In spaces with a Dunkl weight $v_k (x)$ of power type on $\mathbb{R}^ d$, defined by a root system and a nonnegative multiplicity function $k$ invariant with respect to a finite reflection group, a meaningful harmonic analysis is constructed. that generalizes the Fourier analysis in the Euclidean space. The classical Fourier analysis on the Euclidean space corresponds to the case $k\equiv0$. In 2012, Salem Ben Sa\v{i}d, Kobayashi, and Orsted defined the two-parameteric $(k, a)$-generalized Fourier transform, acting in spaces with weight $|x|^{a-2}v_k(x)$, $a>0$. The most interesting cases are $a =2$ and $a =1$. For $a =2$ the generalized Fourier transform coincides with the Dunkl transform and it is well studied.

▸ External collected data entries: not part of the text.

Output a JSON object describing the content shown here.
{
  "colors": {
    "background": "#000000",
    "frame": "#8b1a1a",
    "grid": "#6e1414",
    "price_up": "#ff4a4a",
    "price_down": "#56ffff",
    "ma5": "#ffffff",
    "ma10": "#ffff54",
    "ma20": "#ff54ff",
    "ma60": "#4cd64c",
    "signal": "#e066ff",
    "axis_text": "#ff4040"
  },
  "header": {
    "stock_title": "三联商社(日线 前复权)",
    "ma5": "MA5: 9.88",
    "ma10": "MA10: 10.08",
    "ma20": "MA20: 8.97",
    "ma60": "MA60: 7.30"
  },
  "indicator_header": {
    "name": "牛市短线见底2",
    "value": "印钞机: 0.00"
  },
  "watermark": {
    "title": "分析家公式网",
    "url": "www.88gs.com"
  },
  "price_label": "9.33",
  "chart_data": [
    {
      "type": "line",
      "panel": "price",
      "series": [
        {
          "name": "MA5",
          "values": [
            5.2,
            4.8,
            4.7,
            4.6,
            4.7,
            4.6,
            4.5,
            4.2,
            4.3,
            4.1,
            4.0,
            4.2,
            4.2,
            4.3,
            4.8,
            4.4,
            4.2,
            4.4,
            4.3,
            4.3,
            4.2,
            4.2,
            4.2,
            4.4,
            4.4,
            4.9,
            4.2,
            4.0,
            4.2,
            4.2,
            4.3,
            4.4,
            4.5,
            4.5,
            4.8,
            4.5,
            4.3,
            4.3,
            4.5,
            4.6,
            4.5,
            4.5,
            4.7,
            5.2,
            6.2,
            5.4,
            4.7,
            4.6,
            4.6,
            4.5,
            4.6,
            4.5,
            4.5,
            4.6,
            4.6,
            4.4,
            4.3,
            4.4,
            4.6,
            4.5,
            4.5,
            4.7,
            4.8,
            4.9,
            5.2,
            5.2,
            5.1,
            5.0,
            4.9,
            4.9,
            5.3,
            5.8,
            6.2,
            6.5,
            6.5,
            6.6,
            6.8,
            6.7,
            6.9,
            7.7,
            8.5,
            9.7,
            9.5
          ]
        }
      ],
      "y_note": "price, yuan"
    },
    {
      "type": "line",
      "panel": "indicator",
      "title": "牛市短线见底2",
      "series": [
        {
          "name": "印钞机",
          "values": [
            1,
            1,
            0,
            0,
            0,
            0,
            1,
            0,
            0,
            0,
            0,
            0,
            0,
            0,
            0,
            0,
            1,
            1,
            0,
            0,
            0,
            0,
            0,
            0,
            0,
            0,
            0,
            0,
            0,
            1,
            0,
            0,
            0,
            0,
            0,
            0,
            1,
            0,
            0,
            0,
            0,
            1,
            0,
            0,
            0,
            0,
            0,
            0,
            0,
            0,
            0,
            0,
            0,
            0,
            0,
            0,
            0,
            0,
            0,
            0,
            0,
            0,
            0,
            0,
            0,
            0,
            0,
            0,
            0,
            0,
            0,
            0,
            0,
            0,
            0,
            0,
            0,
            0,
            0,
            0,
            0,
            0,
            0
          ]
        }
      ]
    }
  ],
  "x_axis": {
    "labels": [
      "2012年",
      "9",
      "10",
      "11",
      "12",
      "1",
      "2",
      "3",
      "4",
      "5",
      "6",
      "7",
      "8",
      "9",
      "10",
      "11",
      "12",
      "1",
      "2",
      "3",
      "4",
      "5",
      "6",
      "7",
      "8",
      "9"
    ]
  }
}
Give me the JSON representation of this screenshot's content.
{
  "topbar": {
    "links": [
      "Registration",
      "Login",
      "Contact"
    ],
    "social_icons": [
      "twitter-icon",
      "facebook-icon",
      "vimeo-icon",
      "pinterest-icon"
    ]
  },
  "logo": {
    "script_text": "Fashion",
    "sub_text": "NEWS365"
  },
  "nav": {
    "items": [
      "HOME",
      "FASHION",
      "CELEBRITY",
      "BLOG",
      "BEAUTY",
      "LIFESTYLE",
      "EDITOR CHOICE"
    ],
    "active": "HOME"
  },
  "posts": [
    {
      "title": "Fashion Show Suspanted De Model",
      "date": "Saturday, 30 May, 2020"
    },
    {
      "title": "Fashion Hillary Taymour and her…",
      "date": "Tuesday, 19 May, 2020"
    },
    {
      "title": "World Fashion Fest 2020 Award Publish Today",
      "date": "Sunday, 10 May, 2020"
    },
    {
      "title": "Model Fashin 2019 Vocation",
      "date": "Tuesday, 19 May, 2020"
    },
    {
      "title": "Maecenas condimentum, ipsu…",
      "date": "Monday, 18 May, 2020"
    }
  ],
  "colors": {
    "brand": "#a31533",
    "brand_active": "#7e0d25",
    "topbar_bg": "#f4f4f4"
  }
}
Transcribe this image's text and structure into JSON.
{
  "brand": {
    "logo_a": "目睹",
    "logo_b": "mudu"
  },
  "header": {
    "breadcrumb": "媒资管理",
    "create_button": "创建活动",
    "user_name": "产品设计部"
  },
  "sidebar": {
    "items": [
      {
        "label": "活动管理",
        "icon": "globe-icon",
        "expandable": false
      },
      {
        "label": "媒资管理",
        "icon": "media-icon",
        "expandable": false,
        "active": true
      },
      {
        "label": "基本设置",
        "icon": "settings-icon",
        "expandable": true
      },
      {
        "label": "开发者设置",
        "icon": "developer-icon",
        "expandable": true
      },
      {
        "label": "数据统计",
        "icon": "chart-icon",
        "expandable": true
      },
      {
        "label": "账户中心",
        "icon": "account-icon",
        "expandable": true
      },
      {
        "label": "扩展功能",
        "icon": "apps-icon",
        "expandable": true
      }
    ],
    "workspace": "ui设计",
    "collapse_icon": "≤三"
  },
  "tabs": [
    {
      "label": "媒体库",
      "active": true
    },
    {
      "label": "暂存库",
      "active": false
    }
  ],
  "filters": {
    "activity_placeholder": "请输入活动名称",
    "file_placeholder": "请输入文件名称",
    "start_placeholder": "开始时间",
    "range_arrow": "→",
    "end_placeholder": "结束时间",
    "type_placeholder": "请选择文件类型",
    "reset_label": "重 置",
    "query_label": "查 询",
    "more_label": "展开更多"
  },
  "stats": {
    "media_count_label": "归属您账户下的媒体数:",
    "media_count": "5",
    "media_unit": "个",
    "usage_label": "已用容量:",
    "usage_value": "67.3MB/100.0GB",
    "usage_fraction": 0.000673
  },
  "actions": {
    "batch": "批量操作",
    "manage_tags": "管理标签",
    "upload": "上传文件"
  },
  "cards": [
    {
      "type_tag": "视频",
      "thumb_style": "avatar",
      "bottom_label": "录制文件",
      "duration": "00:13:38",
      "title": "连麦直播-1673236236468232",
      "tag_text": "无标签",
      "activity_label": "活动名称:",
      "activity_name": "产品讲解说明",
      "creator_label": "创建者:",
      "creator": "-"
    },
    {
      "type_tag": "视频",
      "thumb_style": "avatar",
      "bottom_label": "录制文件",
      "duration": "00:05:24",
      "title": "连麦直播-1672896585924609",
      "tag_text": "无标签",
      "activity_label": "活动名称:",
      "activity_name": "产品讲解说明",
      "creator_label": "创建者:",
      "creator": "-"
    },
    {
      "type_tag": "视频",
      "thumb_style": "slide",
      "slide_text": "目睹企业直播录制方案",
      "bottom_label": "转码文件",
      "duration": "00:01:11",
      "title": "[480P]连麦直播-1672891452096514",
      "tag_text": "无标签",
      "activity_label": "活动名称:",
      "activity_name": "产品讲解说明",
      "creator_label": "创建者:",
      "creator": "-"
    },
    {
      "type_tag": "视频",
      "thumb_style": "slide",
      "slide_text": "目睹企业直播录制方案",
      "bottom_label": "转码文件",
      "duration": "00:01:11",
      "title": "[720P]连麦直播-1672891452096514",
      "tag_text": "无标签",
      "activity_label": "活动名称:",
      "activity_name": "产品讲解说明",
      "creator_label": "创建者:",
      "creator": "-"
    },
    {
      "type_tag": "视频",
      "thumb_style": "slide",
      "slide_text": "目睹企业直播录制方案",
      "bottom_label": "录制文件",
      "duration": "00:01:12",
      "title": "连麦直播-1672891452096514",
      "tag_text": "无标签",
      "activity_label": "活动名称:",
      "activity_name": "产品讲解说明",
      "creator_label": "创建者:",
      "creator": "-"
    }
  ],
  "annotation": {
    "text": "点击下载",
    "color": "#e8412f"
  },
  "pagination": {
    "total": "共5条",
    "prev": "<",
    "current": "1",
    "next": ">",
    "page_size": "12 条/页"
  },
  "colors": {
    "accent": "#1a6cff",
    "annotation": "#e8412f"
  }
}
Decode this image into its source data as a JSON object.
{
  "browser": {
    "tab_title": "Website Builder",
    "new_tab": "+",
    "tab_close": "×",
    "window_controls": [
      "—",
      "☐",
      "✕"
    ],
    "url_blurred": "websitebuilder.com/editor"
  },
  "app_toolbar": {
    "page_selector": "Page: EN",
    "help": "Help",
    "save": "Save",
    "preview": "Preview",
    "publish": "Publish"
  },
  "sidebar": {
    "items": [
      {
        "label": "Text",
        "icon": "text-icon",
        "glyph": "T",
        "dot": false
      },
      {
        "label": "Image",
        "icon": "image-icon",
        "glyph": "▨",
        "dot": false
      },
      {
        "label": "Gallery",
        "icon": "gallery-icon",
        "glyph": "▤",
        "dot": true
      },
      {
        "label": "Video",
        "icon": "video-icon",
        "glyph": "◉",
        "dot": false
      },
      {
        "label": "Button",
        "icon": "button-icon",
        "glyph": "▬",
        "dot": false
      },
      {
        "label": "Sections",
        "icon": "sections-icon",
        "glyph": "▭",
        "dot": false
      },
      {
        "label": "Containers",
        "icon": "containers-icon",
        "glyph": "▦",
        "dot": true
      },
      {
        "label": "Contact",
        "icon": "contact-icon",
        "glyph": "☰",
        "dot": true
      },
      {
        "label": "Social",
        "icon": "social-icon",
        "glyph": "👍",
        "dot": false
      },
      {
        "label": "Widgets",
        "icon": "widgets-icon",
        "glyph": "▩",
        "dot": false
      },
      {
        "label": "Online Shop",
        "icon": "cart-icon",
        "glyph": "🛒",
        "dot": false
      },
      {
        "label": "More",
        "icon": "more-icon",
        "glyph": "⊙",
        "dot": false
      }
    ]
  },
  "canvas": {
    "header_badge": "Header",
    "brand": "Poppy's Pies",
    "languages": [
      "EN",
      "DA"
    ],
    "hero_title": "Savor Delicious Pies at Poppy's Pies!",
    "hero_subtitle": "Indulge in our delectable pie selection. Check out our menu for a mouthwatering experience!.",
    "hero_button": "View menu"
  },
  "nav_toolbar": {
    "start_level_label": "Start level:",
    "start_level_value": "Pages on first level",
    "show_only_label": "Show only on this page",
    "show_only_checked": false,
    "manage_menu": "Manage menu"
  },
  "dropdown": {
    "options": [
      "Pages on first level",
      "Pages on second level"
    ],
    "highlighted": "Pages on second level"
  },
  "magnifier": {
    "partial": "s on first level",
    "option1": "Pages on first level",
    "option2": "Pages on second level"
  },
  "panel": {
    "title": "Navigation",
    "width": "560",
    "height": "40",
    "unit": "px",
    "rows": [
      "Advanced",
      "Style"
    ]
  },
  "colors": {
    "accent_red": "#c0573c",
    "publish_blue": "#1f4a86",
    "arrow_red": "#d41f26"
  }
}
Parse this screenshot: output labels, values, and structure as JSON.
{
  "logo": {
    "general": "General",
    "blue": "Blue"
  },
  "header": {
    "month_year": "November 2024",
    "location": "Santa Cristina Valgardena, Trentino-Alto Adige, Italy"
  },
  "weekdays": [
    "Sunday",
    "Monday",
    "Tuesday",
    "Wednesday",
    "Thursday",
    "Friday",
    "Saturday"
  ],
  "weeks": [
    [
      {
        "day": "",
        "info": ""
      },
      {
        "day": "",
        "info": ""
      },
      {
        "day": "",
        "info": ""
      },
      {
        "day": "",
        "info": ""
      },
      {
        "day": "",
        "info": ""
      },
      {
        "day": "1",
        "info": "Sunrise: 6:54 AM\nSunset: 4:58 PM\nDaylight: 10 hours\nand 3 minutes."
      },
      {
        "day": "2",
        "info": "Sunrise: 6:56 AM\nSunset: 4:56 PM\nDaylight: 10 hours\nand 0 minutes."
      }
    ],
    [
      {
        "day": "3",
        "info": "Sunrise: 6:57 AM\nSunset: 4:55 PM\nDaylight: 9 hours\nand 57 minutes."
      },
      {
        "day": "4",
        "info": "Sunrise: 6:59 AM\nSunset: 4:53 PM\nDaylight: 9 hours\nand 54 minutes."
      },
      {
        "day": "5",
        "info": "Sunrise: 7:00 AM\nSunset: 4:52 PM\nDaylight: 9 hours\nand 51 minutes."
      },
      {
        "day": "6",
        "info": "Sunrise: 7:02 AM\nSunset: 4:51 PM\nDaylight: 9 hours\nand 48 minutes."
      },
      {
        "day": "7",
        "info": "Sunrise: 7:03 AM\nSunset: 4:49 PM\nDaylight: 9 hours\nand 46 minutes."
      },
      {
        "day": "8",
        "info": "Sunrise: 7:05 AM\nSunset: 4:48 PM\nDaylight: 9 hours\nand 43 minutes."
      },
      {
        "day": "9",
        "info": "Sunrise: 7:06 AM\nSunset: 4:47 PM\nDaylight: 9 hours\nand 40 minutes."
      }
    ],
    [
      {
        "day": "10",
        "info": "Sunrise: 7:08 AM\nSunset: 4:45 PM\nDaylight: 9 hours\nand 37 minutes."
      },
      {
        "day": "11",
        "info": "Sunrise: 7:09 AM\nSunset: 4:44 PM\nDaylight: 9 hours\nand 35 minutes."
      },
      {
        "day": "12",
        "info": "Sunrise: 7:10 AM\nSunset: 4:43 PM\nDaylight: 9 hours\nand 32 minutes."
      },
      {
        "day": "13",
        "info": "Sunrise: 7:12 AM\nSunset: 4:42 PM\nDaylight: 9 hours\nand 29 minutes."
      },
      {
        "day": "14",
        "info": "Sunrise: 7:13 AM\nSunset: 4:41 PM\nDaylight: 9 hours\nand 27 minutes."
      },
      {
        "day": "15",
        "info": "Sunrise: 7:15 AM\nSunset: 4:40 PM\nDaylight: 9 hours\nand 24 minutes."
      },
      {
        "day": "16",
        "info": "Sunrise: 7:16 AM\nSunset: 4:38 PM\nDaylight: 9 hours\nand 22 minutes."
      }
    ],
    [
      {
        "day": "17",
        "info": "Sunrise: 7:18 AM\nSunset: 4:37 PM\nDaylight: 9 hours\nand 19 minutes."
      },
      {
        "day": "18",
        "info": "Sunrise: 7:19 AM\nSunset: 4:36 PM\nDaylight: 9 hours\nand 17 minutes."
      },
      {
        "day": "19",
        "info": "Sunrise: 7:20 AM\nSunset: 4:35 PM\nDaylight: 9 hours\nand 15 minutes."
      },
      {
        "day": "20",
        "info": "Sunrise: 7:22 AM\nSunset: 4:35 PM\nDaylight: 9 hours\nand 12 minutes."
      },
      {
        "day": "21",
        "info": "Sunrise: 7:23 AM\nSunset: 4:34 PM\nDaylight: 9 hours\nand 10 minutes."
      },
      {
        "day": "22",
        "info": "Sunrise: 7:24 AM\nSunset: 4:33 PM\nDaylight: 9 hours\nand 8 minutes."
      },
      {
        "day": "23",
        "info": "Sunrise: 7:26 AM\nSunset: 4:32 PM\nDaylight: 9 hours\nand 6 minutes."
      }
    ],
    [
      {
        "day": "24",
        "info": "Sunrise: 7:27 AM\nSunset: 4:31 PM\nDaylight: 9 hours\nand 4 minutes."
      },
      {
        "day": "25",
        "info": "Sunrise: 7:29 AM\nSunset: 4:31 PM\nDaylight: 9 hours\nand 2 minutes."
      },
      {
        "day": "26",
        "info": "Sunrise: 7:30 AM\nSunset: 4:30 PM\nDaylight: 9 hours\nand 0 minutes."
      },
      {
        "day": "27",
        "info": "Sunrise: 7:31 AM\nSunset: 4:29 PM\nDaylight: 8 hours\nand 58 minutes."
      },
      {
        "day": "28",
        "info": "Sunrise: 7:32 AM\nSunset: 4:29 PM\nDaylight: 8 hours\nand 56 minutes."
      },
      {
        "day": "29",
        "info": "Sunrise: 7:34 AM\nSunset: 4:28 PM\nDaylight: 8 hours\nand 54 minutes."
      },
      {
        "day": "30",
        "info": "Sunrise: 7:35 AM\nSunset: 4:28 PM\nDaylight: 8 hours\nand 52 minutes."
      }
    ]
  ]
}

In case $a=1$ harmonic analysis, which is important, in particular, in problems of quantum mechanics, has not yet been sufficiently studied. One of the essential elements of harmonic analysis is the bounded translation operator, which allows one to determine the convolution and structural characteristics of functions. For $a=1$, there is a translation operator $\tau^yf(x)$. Its $L^p$-boundedness was recently established by Salem Ben Sa\v{i}d and Deleaval, but only on radial functions and for $1\le p\le 2$. In this paper, a new generalized translation operator $T^tf(x)$ is proposed. It is obtained by integrating of the operator $\tau^yf(x)$ over the unit Euclidean sphere with respect to the variable $y'$, $|y'|=1$, $y=ty'$. We prove that it is positive on functions from the Schwartz space $\mathcal{S}(\mathbb{R}^d)$, for it $T^t1=1$ and it admits a representation with a probability measure. From this we deduce its $L^p$-boundedness for all $1\le p<\infty$ and boundedness on the space $C_b(\mathbb{R}^d)$ of continuous bounded functions.